今回は Ultimate Parent Entity という用語を選びました。これに対応するのは「最終親会社等」という用語です。最終親会社等とは、シンプルにいうと、他の会社等の支配持分( Controlling Interest )を直接または間接に有する会社等であって、その支配持分を他の会社等が直接または間接に有しないものをいいます。最終親会社等は、端的には、国際最低課税額に対する法人税の制度における納税義務者となります。

いきなり脱線しますが、「~を直接または間接に有する」の部分は、 to own directly or indirectly ... と訳せます。これは資本関係などを表現するときにすごく便利な表現です。

話を戻して、 Ultimate Parent Entity という用語の構成を見ると、まず、 entity は「事業体」という意味で、一般に法人やパートナーシップを含む概念ですが、国際最低課税額に対する法人税の制度においては、「会社等」(会社、組合その他これらに準ずる事業体)に対応します。
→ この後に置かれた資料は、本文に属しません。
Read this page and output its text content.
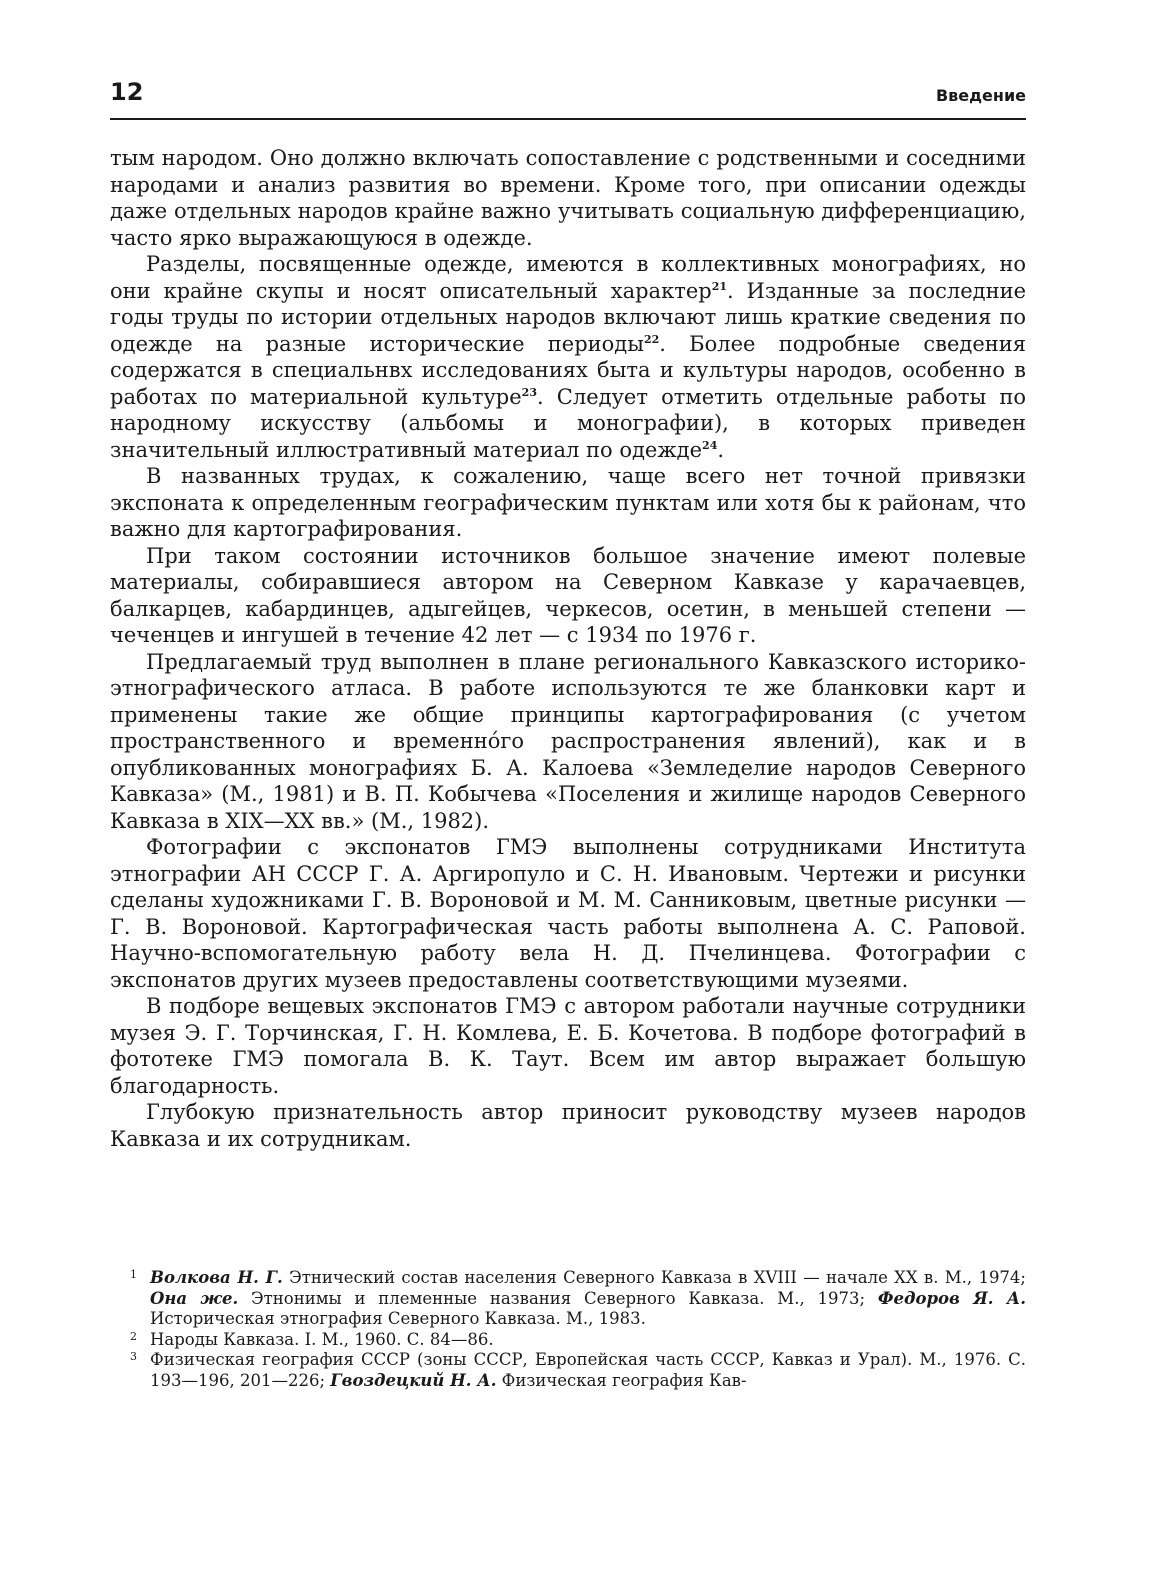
12	Введение

тым народом. Оно должно включать сопоставление с родственными и соседними народами и анализ развития во времени. Кроме того, при описании одежды даже отдельных народов крайне важно учитывать социальную дифференциацию, часто ярко выражающуюся в одежде.

Разделы, посвященные одежде, имеются в коллективных монографиях, но они крайне скупы и носят описательный характер$^{21}$. Изданные за последние годы труды по истории отдельных народов включают лишь краткие сведения по одежде на разные исторические периоды$^{22}$. Более подробные сведения содержатся в специальнвх исследованиях быта и культуры народов, особенно в работах по материальной культуре$^{23}$. Следует отметить отдельные работы по народному искусству (альбомы и монографии), в которых приведен значительный иллюстративный материал по одежде$^{24}$.

В названных трудах, к сожалению, чаще всего нет точной привязки экспоната к определенным географическим пунктам или хотя бы к районам, что важно для картографирования.

При таком состоянии источников большое значение имеют полевые материалы, собиравшиеся автором на Северном Кавказе у карачаевцев, балкарцев, кабардинцев, адыгейцев, черкесов, осетин, в меньшей степени — чеченцев и ингушей в течение 42 лет — с 1934 по 1976 г.

Предлагаемый труд выполнен в плане регионального Кавказского историко-этнографического атласа. В работе используются те же бланковки карт и применены такие же общие принципы картографирования (с учетом пространственного и временнóго распространения явлений), как и в опубликованных монографиях Б. А. Калоева «Земледелие народов Северного Кавказа» (М., 1981) и В. П. Кобычева «Поселения и жилище народов Северного Кавказа в XIX—XX вв.» (М., 1982).

Фотографии с экспонатов ГМЭ выполнены сотрудниками Института этнографии АН СССР Г. А. Аргиропуло и С. Н. Ивановым. Чертежи и рисунки сделаны художниками Г. В. Вороновой и М. М. Санниковым, цветные рисунки — Г. В. Вороновой. Картографическая часть работы выполнена А. С. Раповой. Научно-вспомогательную работу вела Н. Д. Пчелинцева. Фотографии с экспонатов других музеев предоставлены соответствующими музеями.

В подборе вещевых экспонатов ГМЭ с автором работали научные сотрудники музея Э. Г. Торчинская, Г. Н. Комлева, Е. Б. Кочетова. В подборе фотографий в фототеке ГМЭ помогала В. К. Таут. Всем им автор выражает большую благодарность.

Глубокую признательность автор приносит руководству музеев народов Кавказа и их сотрудникам.

1 Волкова Н. Г. Этнический состав населения Северного Кавказа в XVIII — начале XX в. М., 1974; Она же. Этнонимы и племенные названия Северного Кавказа. М., 1973; Федоров Я. А. Историческая этнография Северного Кавказа. М., 1983.

2 Народы Кавказа. I. М., 1960. С. 84—86.

3 Физическая география СССР (зоны СССР, Европейская часть СССР, Кавказ и Урал). М., 1976. С. 193—196, 201—226; Гвоздецкий Н. А. Физическая география Кав-
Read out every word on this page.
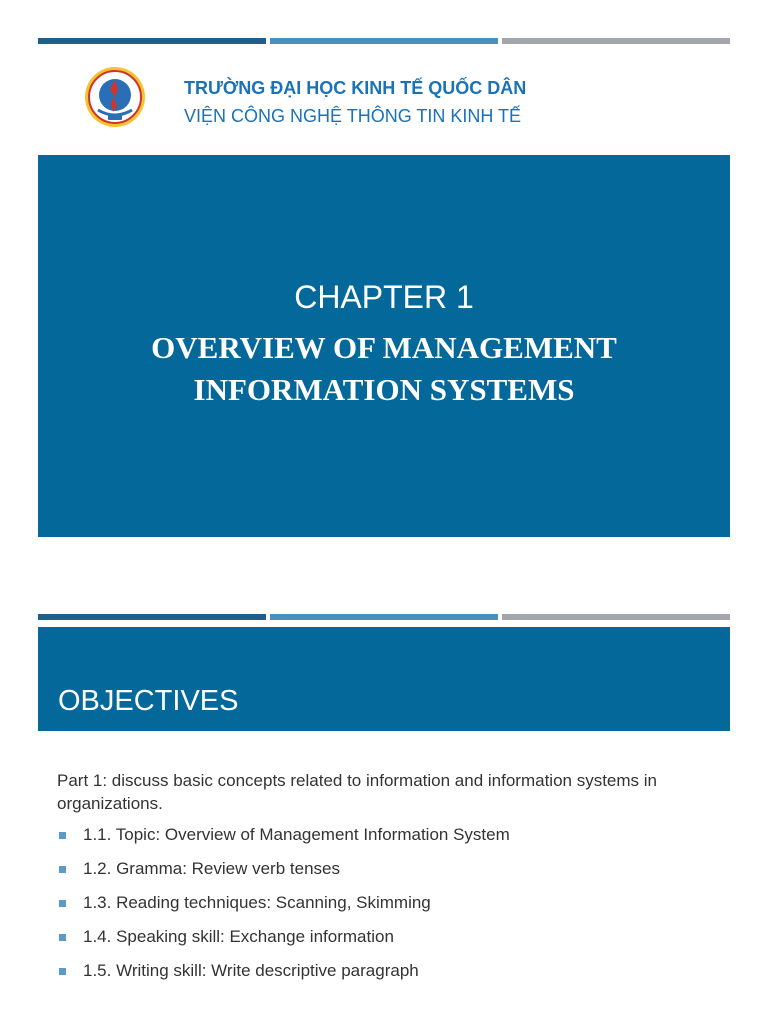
TRƯỜNG ĐẠI HỌC KINH TẾ QUỐC DÂN
VIỆN CÔNG NGHỆ THÔNG TIN KINH TẾ
CHAPTER 1
OVERVIEW OF MANAGEMENT INFORMATION SYSTEMS
OBJECTIVES
Part 1: discuss basic concepts related to information and information systems in organizations.
1.1. Topic: Overview of Management Information System
1.2. Gramma: Review verb tenses
1.3. Reading techniques: Scanning, Skimming
1.4. Speaking skill: Exchange information
1.5. Writing skill: Write descriptive paragraph
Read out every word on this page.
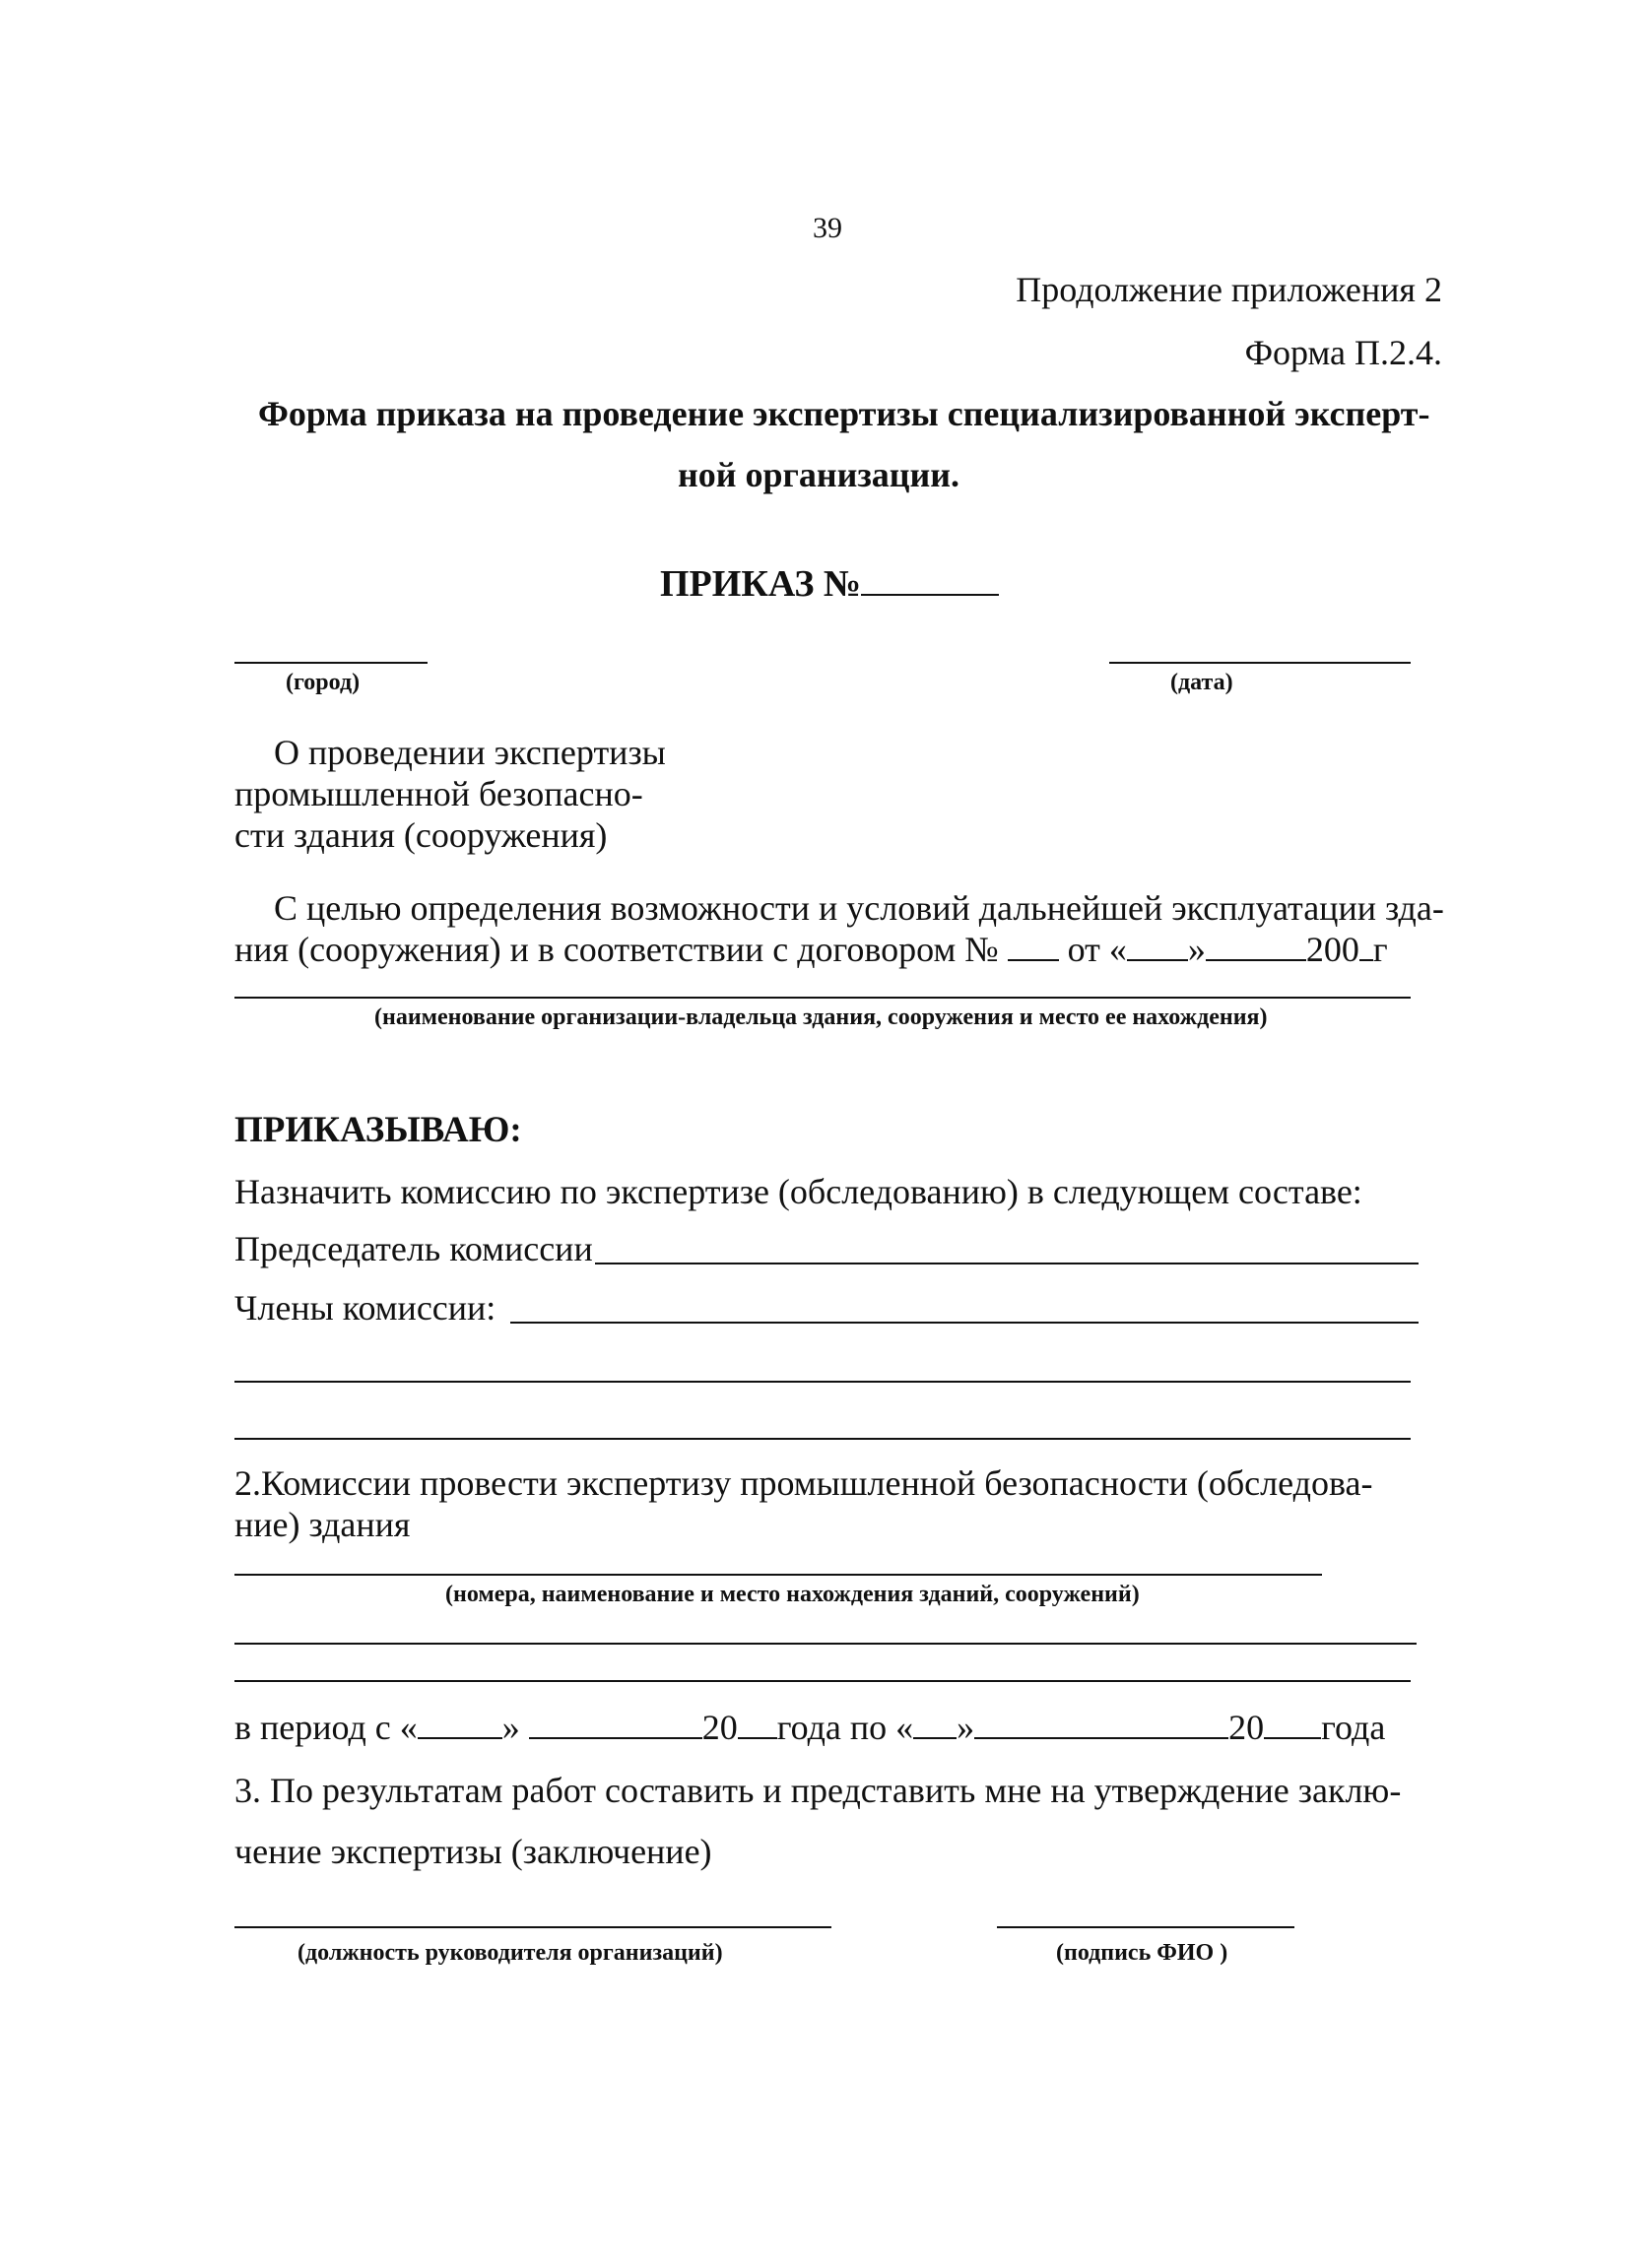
39
Продолжение приложения 2
Форма П.2.4.
Форма приказа на проведение экспертизы специализированной эксперт-
ной организации.
ПРИКАЗ №
(город)	(дата)
О проведении экспертизы
промышленной безопасно-
сти здания (сооружения)
С целью определения возможности и условий дальнейшей эксплуатации зда-
ния (сооружения) и в соответствии с договором № от « »	200 г
(наименование организации-владельца здания, сооружения и место ее нахождения)
ПРИКАЗЫВАЮ:
Назначить комиссию по экспертизе (обследованию) в следующем составе:
Председатель комиссии
Члены комиссии:
2.Комиссии провести экспертизу промышленной безопасности (обследова-
ние) здания
(номера, наименование и место нахождения зданий, сооружений)
в период с « »	20 года по « »	20 года
3. По результатам работ составить и представить мне на утверждение заклю-
чение экспертизы (заключение)
(должность руководителя организаций)	(подпись ФИО )
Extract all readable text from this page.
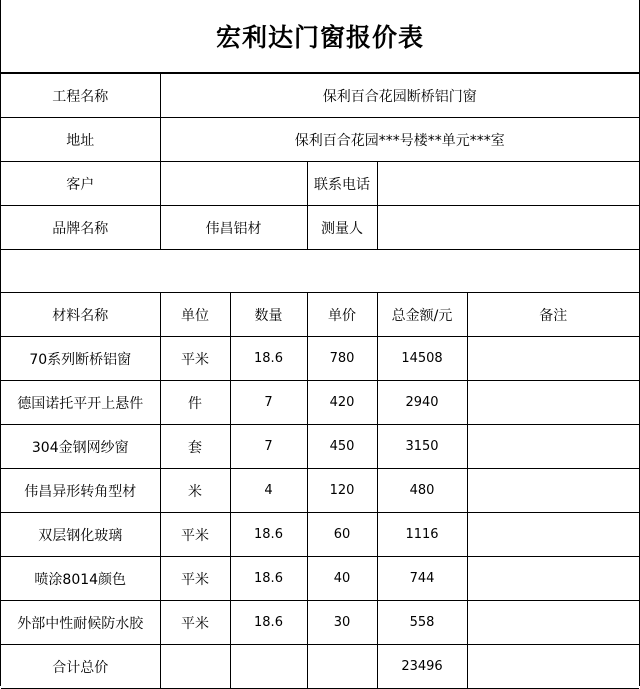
宏利达门窗报价表
工程名称	保利百合花园断桥铝门窗				
地址	保利百合花园***号楼**单元***室				
客户			联系电话		
品牌名称	伟昌铝材		测量人		

材料名称	单位	数量	单价	总金额/元	备注
70系列断桥铝窗	平米	18.6	780	14508	
德国诺托平开上悬件	件	7	420	2940	
304金钢网纱窗	套	7	450	3150	
伟昌异形转角型材	米	4	120	480	
双层钢化玻璃	平米	18.6	60	1116	
喷涂8014颜色	平米	18.6	40	744	
外部中性耐候防水胶	平米	18.6	30	558	
合计总价				23496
そうすると、 parent entity は「親会社等」(親事業体)という意味になります。

Ultimate Parent Entity は、これに「究極の」を意味する ultimate が付いている形ですが、実は、国際最低課税額に対する法人税の制度においては、様々な「親会社等」が登場します。そのため、「一番上の」親会社等であることを明確にするために、 ultimate という形容詞を付けるわけです。言い換えると、同じ parent entity のうち、他の中間「親会社等」( Intermediate Parent Entity )や被部分保有「親会社等」( Partially-Owned Parent Entity )と区別する趣旨です。

なお、最終親会社等は、よく UPE と略されています。例えば、 UPE jurisdiction とあれば、最終親会社等が所在する国または地域を意味します。